As for Darwish, she was born a Muslim in Egypt but fled to the United States, abandoning her old religion. She was invited to speak before the Georgetown University College Republicans group about her new book, “Wholly Different: Why I Chose Biblical Values Over Islamic Values.” The Clare Booth Luce Policy Institute co-sponsored the event with the college group.
Referring to Islamic extremism, Darwish has previously declared it a threat, stating it “should be feared, and should be fought, and should be conquered, and defeated, and annihilated, and it’s going to happen.”
Her enemies at Georgetown denounced the invitation, condemning the Republican group that invited her in an op-ed for the Georgetown Voice that condemned Darwish for her “hateful and violent views” in a piece titled “Upcoming Campus Speakers Fuel Anti-Muslim Rhetoric.”
With no shortage of self-contradictory doublethink, writer Aly Panjwani, says in her article that she’s only trying to fight “hate speech”.
“My critique of these speakers is not an effort to silence free speech,” she claims. “These speakers are not exercising free speech, they are exercising hate speech, a speech of the kind that no organization, especially at Georgetown, should endorse or give a platform to.”
The criticisms are having an effect. The secretary of the GUCR just resigned following a barrage of complaints directed towards the organization. Explaining his resignation, Javon Price wrote that there is a “clear distinction between free speech and hate speech,” and that inviting Darwish crossed the line into unacceptable territory.
“I for one, reject and condemn any organization that hides behind the righteous principles of free speech,” Price wrote on Facebook. “I implore the College Republicans to cancel this event. If not, we not only choose to ignore the voices of our fellow Hoyas, but to maliciously offend them and their beliefs.”
His views were echoed by other students, who declared Darwish a “bigot,” whose views are “deeply disrespectful to the Georgetown Muslim community and to imam Yahya Hendi.”
The Georgetown University College Democrats praised Price for resigning.
“Hate […] is unworthy of the noble privilege of free speech,” they wrote. Darwish’s “invitation to speak on campus is undoubtedly a sanctioning of hate speech, and we will not stand idly by as she is giving a free platform for her dangerous ideas.”

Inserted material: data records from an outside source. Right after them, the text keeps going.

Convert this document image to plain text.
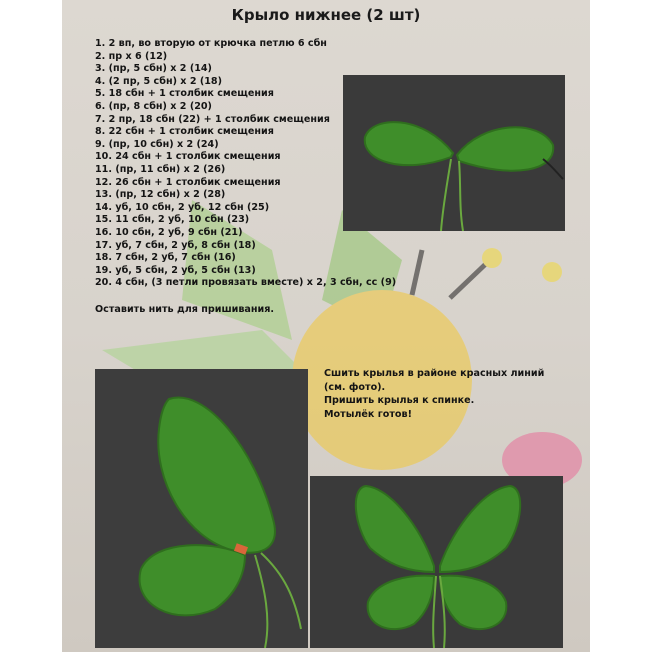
Крыло нижнее (2 шт)
1. 2 вп, во вторую от крючка петлю 6 сбн
2. пр х 6 (12)
3. (пр, 5 сбн) х 2 (14)
4. (2 пр, 5 сбн) х 2 (18)
5. 18 сбн + 1 столбик смещения
6. (пр, 8 сбн) х 2 (20)
7. 2 пр, 18 сбн (22) + 1 столбик смещения
8. 22 сбн + 1 столбик смещения
9. (пр, 10 сбн) х 2 (24)
10. 24 сбн + 1 столбик смещения
11. (пр, 11 сбн) х 2 (26)
12. 26 сбн + 1 столбик смещения
13. (пр, 12 сбн) х 2 (28)
14. уб, 10 сбн, 2 уб, 12 сбн (25)
15. 11 сбн, 2 уб, 10 сбн (23)
16. 10 сбн, 2 уб, 9 сбн (21)
17. уб, 7 сбн, 2 уб, 8 сбн (18)
18. 7 сбн, 2 уб, 7 сбн (16)
19. уб, 5 сбн, 2 уб, 5 сбн (13)
20. 4 сбн, (3 петли провязать вместе) х 2, 3 сбн, сс (9)
Оставить нить для пришивания.
Сшить крылья в районе красных линий
(см. фото).
Пришить крылья к спинке.
Мотылёк готов!
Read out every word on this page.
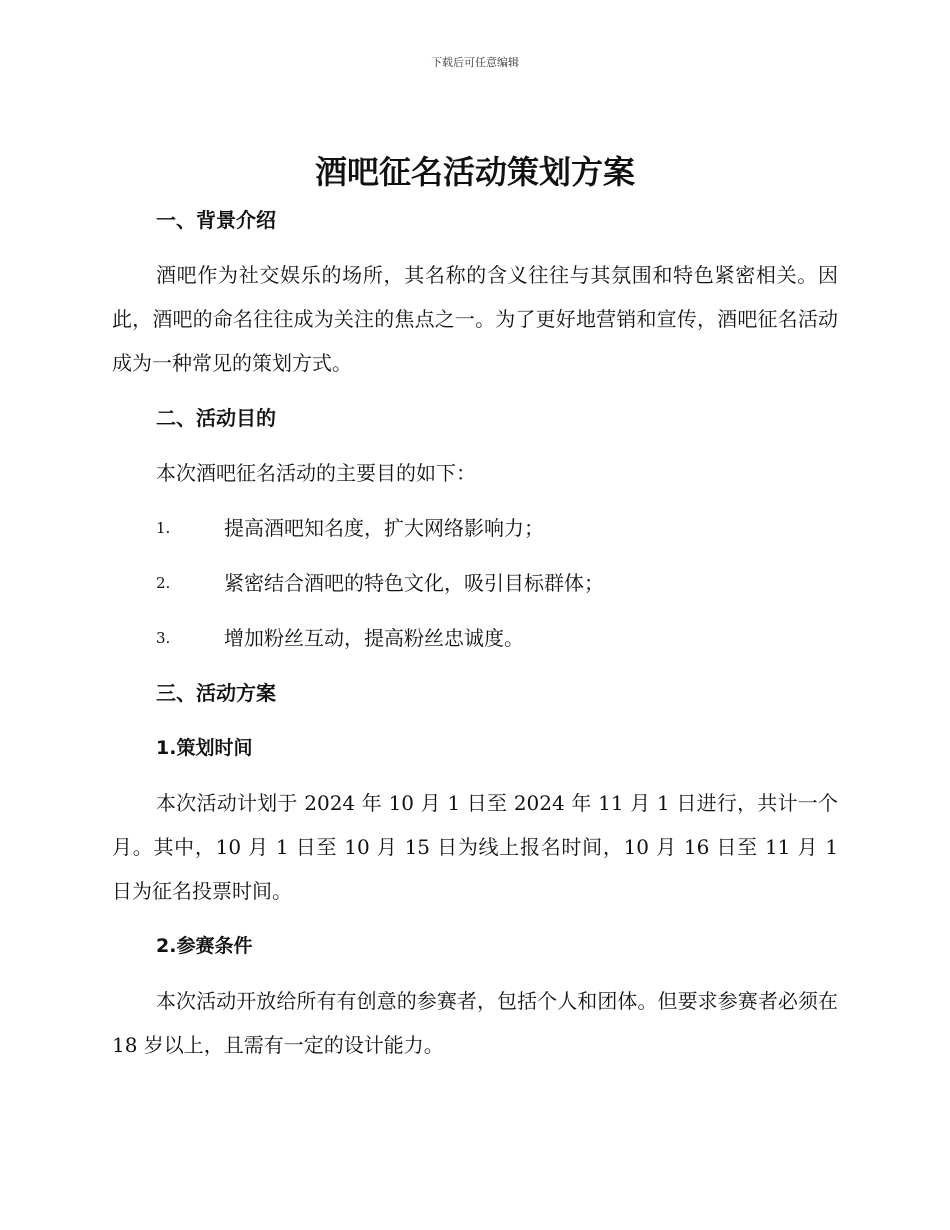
下载后可任意编辑
酒吧征名活动策划方案
一、背景介绍

酒吧作为社交娱乐的场所，其名称的含义往往与其氛围和特色紧密相关。因此，酒吧的命名往往成为关注的焦点之一。为了更好地营销和宣传，酒吧征名活动成为一种常见的策划方式。

二、活动目的

本次酒吧征名活动的主要目的如下：

1.	提高酒吧知名度，扩大网络影响力；
2.	紧密结合酒吧的特色文化，吸引目标群体；
3.	增加粉丝互动，提高粉丝忠诚度。
三、活动方案
1.策划时间

本次活动计划于 2024 年 10 月 1 日至 2024 年 11 月 1 日进行，共计一个月。其中，10 月 1 日至 10 月 15 日为线上报名时间，10 月 16 日至 11 月 1 日为征名投票时间。

2.参赛条件

本次活动开放给所有有创意的参赛者，包括个人和团体。但要求参赛者必须在 18 岁以上，且需有一定的设计能力。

Students in opposition to Darwish held separate events, organized by The Bridge Initiative, a Georgetown University project on Islamophobia.
But Darwish’s speech went on as planned, and during her speech she addressed students’ objections. Speaking to Campus Reform, she stated that she only wishes that the offended students had come to her event to ask questions, and said that no ideology should be above criticism.